As illustrated in FIG. 7, a conductive roller 60 is placed on a metal plate 70. A voltage of 1,000 V is applied across a core 50 and the metal plate 70 at 22° C. and 55% RH while applying a load of 500 g to the positions indicated by the arrows A1 and A2 at both ends of the core 50. The current I (A) is read after 10 seconds, and the volume resistance (R) is calculated by the equation R=V/I. This measurement and calculation is carried out at four positions by rotating the conductive roller 60 by 90° in the circumferential direction, and the average volume resistance (R) is calculated as the volume resistance (R) of the conductive roller 60. Table 1 shows the common logarithms of the volume resistance (log Ω).

Image Quality

Halftone images (with image densities of 20%, 30%, and 40%) are formed on entire sheets of paper before and after the formation of the image on 50,000 sheets of paper. The images are visually inspected to evaluate their image quality according to the following criteria:
A: The halftone images have no density variations.
B: The halftone images have slight, acceptable density variations.
C: The halftone images have some density variations.
D: The halftone images have white spots.

	TABLE 1

	Surface resistivity of conductive
	resin layer (logΩ/sq)

		Difference
		(first region −	Volume resistance of	Image
First	Second	second	conductive roller (logΩ)	quality

	region	region	region)	Before	After	Difference	Before	After

Ex. 1	Conductive	Covering tube	1	11.10	9.91	1.19	7.10	7.52	0.42	A	A
	roller 1
Ex. 2	Conductive	Covering tube 2	11.10	8.41	2.69	6.90	7.35	0.45	A	A
	roller 2
Ex. 3	Conductive	Covering tube	3	11.10	10.68	0.42	7.12	7.76	0.64	A	B
	roller
3
Ex. 4	Conductive	Covering tube 4	11.10	7.93	3.17	6.62	7.06	0.44	B	B
	roller 4

Com.	Coated roller 1	—	7.00	8.12	1.12	A	D
Ex. 1

Com.	Conductive	Covering tube 5	11.20	11.41	−0.21	7.20	7.93	0.73	A	C
Ex. 2	roller 5

Com.	Conductive	Covering tube	—	7.14	8.11	0.97	C	D
Ex. 3	roller 6	5 with
		adhesive layer

The results shown in Table 1 demonstrate that the conductive rollers of the Examples maintain their low volume resistances after repeated use more effectively than those of the Comparative Examples.
The foregoing description of the exemplary embodiments of the present invention has been provided for the purposes of illustration and description.
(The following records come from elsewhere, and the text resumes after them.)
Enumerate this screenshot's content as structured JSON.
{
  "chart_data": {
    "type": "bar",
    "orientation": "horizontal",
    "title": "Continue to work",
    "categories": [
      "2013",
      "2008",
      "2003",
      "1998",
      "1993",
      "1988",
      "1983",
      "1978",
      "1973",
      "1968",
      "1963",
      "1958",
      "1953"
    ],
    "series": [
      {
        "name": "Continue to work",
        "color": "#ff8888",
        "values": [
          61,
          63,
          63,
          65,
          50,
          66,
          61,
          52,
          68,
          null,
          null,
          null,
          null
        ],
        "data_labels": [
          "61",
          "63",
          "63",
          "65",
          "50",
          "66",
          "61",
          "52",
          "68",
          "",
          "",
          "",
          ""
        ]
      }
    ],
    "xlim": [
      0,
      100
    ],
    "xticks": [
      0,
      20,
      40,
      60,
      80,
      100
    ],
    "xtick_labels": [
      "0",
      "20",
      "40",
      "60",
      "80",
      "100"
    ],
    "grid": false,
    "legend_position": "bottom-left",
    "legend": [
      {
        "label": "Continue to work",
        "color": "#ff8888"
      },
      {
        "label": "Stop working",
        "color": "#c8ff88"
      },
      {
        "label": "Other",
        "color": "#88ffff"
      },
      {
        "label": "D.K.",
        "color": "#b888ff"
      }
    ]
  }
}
It is not intended to be exhaustive or to limit the invention to the precise forms disclosed. Obviously, many modifications and variations will be apparent to practitioners skilled in the art. The embodiments were chosen and described in order to best explain the principles of the invention and its practical applications, thereby enabling others skilled in the art to understand the invention for various embodiments and with the various modifications as are suited to the particular use contemplated. It is intended that the scope of the invention be defined by the following claims and their equivalents.

Claims

What is claimed is:

1. A conductive roller comprising:

a conductive support;

a conductive elastic layer disposed on the conductive support; and

a conductive resin layer disposed on the conductive elastic layer and containing a resin and a conductor, the conductive resin layer including a first region forming an outermost surface thereof and a second region between the first region and the conductive elastic layer, the second region adjoining the conductive elastic layer and having a lower surface resistivity than the first region.
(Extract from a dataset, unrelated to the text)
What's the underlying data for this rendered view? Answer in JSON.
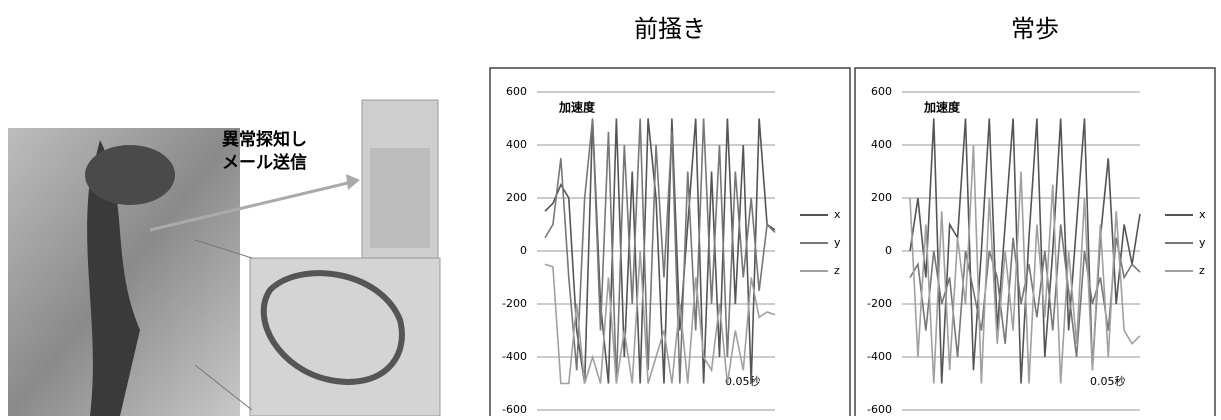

2. The conductive roller according to claim 1, wherein the first and second regions have a difference in common logarithm of surface resistivity (log Ω/sq) of about 1 to about 3.

3. The conductive roller according to claim 1, wherein the second region contains a larger amount of conductor than the first region.

4. The conductive roller according to claim 2, wherein the second region contains a larger amount of conductor than the first region.

5. An image-forming apparatus comprising the conductive roller according to claim 1.

6. A process cartridge attachable to and detachable from an image-forming apparatus, comprising the conductive roller according to claim 1.